JUGEMENT DU 04 MARS 2025
___________________________
FORMATION :
PRÉSIDENT : Madame Agnès MOUCHEL, Juge de l’Exécution
GREFFIER : Madame Margaux HUET
DÉBATS :
A l’audience du 19 Novembre 2024, l’affaire a été mise en délibéré au 28 Janvier 2025, délibéré prorogé au 04 Mars 2025.
Jugement prononcé après débats publics, par mise à disposition au Greffe, par décision Contradictoire et en premier ressort par Madame Agnès MOUCHEL.
DEMANDEUR
Monsieur [K] [D]
né le [Date naissance 1] 1981 à [Localité 7], demeurant [Adresse 4]
représenté par Me Florent LADOUCE, avocat au barreau de DRAGUIGNAN, substitué par Me Céline LUQUE, avocat au barreau de DRAGUIGNAN
DÉFENDERESSE
Madame [S] [Y]
née le [Date naissance 3] 1979 à [Localité 8], demeurant [Adresse 2]
représentée par Me Marie ALEXANDRE, avocat au barreau de DRAGUIGNAN
EXPOSE DU LITIGE
Le 9 janvier 2024, Monsieur [K] [D] s’est vu dénoncer, à la demande de Madame [S] [Y], un procès-verbal d’indisponibilité des certificats d’immatriculation de ses véhicules KIA, immatriculés EW 672 JL, FA565PE et CA098Q, F dressé le 3 janvier 2024, pour obtenir paiement de la somme totale de 1720,72 euros sur le fondement d’un jugement rendu par le juge aux affaires familiales de [Localité 6] le 13 juillet 2023 et d’un jugement rendu par le même juge le 24 avril 2015.
Par exploit en date du 1er février 2024, Monsieur [K] [D] a assigné Madame [S] [Y] devant le Juge de l’exécution près le Tribunal judiciaire de Draguignan à l’audience du 20 février 2024, aux fins de voir ordonner la main levée de cette mesure, invoquant la compensation de leurs obligations respectives, en application des décisions du juge aux affaires familiales.
Cette affaire a été enrôlée sous le numéro RG 24/01048.
Selon procès-verbal dressé le 7 février 2024 entre les mains de la société CRCAM PROVENCE COTE D’AZUR, Madame [S] [Y] a fait diligenter une mesure de saisie-attribution à l’encontre de Monsieur [K] [D], sur le fondement des décisions susvisées, pour obtenir paiement de la somme totale de 2121,74 euros.
Cette saisie a été dénoncée le 9 février 2024 à Monsieur [K] [D].
Par exploit en date du 23 février 2024, Monsieur [K] [D] a assigné Madame [S] [Y] devant le Juge de l’exécution près le Tribunal judiciaire de Draguignan à l’audience du 19 mars 2024 aux fins de voir ordonner la main levée de la saisie attribution, invoquant de nouveau la compensation de leurs obligations respectives en application des décisions susvisées du juge aux affaires familiales.

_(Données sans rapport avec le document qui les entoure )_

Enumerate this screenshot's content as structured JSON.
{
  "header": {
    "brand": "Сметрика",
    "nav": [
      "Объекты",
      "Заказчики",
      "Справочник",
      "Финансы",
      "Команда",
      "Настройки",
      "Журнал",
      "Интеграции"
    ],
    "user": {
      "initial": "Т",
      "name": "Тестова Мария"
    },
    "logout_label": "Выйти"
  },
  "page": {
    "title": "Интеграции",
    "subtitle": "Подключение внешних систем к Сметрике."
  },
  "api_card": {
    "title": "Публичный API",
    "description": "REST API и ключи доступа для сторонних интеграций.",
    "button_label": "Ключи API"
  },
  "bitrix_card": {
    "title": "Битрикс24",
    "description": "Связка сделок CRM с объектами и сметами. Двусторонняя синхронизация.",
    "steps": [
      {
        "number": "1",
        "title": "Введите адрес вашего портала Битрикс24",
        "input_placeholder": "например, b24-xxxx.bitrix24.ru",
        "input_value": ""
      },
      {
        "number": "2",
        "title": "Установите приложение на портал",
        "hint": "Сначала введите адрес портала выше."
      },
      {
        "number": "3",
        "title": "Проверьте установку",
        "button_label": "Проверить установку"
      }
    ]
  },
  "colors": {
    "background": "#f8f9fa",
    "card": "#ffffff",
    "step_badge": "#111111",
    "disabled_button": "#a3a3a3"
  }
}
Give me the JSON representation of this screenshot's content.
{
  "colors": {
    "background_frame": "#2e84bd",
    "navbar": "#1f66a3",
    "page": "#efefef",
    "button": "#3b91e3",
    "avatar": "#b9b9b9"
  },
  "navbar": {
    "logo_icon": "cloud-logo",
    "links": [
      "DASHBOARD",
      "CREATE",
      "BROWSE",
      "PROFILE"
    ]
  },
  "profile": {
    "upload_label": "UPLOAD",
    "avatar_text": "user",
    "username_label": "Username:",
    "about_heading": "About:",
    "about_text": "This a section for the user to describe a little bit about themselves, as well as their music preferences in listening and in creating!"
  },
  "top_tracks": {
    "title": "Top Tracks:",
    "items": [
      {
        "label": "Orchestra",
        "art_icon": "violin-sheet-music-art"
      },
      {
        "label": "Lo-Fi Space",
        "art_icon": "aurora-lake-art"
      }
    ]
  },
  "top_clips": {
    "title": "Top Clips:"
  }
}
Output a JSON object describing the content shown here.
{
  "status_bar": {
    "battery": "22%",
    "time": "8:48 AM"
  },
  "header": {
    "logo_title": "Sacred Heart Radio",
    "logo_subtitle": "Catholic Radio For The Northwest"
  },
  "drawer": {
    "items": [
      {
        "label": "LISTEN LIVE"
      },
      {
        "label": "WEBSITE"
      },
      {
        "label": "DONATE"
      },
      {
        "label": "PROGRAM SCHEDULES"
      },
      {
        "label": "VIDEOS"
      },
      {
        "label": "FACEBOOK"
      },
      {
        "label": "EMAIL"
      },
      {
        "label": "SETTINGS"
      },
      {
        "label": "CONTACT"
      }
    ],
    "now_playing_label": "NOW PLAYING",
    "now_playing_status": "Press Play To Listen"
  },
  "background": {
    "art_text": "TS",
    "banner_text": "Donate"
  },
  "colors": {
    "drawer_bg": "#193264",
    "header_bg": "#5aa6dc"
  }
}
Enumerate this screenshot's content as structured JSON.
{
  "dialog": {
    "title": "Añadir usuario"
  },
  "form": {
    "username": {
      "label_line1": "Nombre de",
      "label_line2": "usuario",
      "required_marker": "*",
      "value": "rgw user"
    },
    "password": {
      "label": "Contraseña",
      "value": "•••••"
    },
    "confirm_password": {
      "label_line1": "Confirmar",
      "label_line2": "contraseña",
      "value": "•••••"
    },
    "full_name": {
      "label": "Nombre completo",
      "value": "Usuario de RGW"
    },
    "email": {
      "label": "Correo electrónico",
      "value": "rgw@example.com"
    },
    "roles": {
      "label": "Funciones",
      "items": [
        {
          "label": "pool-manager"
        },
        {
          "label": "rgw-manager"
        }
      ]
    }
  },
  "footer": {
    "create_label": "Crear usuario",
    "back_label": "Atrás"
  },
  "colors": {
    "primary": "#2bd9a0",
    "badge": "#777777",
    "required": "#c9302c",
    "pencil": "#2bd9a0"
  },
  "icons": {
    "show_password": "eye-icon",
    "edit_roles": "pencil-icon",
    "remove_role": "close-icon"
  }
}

Cette affaire a été enrôlée sous le numéro RG 24/01865.
Après plusieurs renvois à la demande des parties, l’examen des deux affaires a été retenu à l’audience du 19 novembre 2024, en la présence des conseils de chacune d’elles.
Conformément à ses conclusions déposées à l’audience, Monsieur [K] [D] a sollicité du juge qu’il :
Vu les articles 1347 et 1348 du Code civil,
Vu l’article L. 121-2 du code des procédures civiles d’exécution,
Vu l’article 700 du code de procédure civile,
— Ordonne la compensation des dettes de Monsieur [D] et de Madame [Y],
en conséquence,
— Ordonne la mainlevée du procès-verbal d’indisponibilité du certificat d’immatriculation délivré le 3 janvier 2024 à la préfecture du Var,
— Ordonne la mainlevée du procès-verbal de saisie attribution délivré le 9 février 2024,
— Condamne Madame [Y] à lui payer la somme de 5000 € à titre de dommages et intérêts
— Condamne Madame [Y] à lui payer la somme de 1376,56 €
— Déboute Madame [Y] de toutes ses demandes,
— Condamne Madame [Y] à lui payer la somme de 5000 € au titre des frais irrépétibles par application des dispositions de l’article 700 du code de procédure civile,
— Condamne Madame [Y] aux entiers dépens.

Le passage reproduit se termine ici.